The exhibition staged at the Arts Centre in St Benedict’s Street is a tribute not just to the courage and stoicism of thousands of people who endured the nights of terror and their troubling aftermath but to George Swain’s determination to record the scenes of desolation all around him. He was the only one of the city’s photographers, press men included, who was brave, or possibly foolhardy, enough to photograph the bombing even as it was happening. Pedalling off on his bike, he ventured to the very heart of the worst fires, around Westwick Street, and his pictures endure as a graphic representation of Norwich’s worst ordeal of the war.
But I was struck by the sheer breadth of his work, some of it not without a degree of black humour. Not least the image of a helmeted assortment of wardens smiling sheepishly beside the entrance to a subterranean post marked with a placard: ‘Hitler’s Grave’. Then there is the shot of a woman in bizarre gasmask pose. I was surprised at just how many photographs were new to me. But I was not alone. Judy Ball confessed there were images on display she had never seen before, including one of her father in the shadows of his own wardens’ post. It was situated close to her old family home in Park Lane and featured a telephone she remembered inadvertently calling as a child.
I also discovered images credited to the Tester Collection about which I knew absolutely nothing (if anyone can tell me something about who or what Tester is or stands for, I would be pleased to hear from them) and I marvelled anew at the paintings of Polish soldier, Stanislaw Mikula. Together with Philippa Ruth Miller, he stands out as the greatest of Norwich’s war artists. His works, most notably one inspired by the destruction of Caley’s factory, have a haunting beauty.
So, too, do Nick Stone’s mesmerising Ghost Blitz photographs. Around 70 of them are contained on a perpetual ‘loop’ that forms a perfect counter-point to the contemporary photographs all around. Their spellbinding power was evident in the crowds that gathered to watch the screen as one ‘then and now’ shot faded into another. Proof indeed that a book is needed to ensure that these images are preserved as a permanent and graphic record of the changes wrought by the bombing 70 years ago.

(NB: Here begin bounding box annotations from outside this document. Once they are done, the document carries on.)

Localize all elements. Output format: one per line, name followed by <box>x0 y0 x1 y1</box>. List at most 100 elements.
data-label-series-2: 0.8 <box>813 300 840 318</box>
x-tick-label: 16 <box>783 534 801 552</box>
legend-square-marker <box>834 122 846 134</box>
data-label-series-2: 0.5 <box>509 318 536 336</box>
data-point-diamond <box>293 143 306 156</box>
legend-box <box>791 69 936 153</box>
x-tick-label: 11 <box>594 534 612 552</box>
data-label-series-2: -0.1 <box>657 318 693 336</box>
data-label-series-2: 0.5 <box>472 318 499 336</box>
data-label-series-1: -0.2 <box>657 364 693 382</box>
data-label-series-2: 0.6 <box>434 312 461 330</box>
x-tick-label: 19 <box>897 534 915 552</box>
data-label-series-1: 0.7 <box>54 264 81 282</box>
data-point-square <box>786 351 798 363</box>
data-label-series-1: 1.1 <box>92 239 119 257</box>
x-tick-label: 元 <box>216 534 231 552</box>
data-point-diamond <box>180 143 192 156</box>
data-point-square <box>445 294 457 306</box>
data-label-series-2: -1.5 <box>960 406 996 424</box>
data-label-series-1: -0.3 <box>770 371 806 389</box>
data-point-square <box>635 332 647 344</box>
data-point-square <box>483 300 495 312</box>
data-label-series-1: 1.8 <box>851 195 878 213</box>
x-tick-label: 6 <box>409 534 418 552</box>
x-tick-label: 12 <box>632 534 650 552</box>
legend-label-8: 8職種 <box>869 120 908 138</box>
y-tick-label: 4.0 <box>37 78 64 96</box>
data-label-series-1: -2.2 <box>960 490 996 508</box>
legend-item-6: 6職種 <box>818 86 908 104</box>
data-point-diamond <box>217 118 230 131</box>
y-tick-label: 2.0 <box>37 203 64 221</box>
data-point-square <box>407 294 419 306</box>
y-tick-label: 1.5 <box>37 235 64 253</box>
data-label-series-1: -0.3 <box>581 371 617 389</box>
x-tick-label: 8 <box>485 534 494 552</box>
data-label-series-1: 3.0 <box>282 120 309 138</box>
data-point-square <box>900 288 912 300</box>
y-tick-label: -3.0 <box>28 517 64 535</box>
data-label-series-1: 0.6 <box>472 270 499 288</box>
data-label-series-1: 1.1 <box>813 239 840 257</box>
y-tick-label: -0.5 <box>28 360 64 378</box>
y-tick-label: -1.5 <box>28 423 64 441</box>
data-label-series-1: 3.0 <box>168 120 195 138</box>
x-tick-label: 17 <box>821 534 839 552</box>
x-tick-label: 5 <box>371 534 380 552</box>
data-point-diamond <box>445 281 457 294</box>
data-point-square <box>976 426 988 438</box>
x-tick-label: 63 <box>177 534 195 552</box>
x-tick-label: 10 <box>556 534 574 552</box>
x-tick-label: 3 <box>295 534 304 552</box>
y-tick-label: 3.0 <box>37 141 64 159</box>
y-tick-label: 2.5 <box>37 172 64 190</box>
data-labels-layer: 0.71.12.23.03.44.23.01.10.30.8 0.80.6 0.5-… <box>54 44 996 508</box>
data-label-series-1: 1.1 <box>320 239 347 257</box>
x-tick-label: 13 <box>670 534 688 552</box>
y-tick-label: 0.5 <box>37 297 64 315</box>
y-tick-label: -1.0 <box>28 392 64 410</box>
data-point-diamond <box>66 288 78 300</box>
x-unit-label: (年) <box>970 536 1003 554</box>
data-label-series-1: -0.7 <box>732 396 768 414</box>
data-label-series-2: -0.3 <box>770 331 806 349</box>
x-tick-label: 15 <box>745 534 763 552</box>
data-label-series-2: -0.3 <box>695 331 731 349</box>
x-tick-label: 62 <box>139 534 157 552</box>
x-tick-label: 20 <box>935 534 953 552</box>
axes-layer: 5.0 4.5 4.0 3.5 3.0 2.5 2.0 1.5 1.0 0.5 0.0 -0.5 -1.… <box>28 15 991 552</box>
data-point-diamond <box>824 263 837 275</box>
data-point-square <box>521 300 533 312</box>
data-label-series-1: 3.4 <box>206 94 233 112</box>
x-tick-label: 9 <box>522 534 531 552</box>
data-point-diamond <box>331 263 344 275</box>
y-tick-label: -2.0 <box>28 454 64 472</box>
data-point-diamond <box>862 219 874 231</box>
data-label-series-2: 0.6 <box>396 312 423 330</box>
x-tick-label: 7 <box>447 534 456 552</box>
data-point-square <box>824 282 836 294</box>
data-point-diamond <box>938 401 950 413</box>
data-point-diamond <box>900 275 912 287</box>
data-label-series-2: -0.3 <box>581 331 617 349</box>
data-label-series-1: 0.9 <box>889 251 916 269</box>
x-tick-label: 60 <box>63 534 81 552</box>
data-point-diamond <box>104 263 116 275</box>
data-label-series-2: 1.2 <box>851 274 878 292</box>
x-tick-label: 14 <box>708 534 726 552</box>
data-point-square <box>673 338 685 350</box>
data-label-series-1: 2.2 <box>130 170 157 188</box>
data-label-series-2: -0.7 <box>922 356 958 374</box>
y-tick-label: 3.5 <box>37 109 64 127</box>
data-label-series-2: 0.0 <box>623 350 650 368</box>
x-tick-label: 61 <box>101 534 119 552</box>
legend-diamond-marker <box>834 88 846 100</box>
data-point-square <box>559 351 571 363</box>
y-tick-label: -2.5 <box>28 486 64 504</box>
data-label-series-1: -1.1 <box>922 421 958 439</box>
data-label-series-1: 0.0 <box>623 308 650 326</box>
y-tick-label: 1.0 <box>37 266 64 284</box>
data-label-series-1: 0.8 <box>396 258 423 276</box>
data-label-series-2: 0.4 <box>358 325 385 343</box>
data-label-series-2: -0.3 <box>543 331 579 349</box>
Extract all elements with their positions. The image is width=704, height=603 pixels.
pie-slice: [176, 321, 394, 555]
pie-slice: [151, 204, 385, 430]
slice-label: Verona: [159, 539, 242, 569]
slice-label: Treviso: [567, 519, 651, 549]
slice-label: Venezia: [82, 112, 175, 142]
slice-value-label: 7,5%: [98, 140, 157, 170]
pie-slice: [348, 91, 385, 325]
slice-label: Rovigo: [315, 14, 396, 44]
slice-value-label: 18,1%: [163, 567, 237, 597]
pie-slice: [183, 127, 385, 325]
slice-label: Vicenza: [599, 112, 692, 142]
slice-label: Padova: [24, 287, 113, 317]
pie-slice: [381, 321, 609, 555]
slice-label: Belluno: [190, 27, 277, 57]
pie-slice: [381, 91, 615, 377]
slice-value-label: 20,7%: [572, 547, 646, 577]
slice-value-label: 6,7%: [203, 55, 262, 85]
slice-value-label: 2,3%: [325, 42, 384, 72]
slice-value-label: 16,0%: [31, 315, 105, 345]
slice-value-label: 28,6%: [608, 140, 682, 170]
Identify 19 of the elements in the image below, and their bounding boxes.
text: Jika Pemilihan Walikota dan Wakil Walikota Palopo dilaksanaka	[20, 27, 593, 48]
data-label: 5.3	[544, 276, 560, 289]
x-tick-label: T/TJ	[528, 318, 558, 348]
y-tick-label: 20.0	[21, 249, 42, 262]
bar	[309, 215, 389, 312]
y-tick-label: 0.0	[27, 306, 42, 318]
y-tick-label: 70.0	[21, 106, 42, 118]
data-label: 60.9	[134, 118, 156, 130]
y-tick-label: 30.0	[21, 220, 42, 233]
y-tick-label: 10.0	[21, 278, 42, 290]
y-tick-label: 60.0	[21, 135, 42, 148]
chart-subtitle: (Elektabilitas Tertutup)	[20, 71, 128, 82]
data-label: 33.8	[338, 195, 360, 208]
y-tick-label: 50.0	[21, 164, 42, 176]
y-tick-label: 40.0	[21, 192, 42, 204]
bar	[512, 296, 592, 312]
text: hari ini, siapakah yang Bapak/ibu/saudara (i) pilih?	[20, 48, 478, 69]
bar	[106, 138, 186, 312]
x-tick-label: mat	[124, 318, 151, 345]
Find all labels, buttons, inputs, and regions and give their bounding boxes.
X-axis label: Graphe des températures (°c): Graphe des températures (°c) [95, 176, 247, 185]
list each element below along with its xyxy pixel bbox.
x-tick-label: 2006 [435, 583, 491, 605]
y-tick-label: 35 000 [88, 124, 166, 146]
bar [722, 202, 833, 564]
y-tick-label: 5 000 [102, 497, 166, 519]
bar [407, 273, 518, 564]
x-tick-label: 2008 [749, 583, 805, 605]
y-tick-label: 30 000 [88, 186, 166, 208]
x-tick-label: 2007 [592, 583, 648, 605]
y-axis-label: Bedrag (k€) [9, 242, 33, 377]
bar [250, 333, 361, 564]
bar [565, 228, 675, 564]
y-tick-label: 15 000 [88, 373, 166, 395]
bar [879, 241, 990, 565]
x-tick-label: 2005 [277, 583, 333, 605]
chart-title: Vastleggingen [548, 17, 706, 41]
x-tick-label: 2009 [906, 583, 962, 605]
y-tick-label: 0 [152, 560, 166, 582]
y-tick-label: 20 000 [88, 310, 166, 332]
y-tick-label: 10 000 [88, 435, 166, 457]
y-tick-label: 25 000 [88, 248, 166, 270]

Congratulations, therefore, to Holly Rumble and Stuart Hobday at the arts centre for having the courage, the commitment and the gumption to mark this grisly yet significant anniversary in our city’s history with this most powerful and thought-provoking exhibition. It runs until May 5, so no excuses for not getting along and discovering just what it is we should be remembering at the remembrance service that is planned for next month.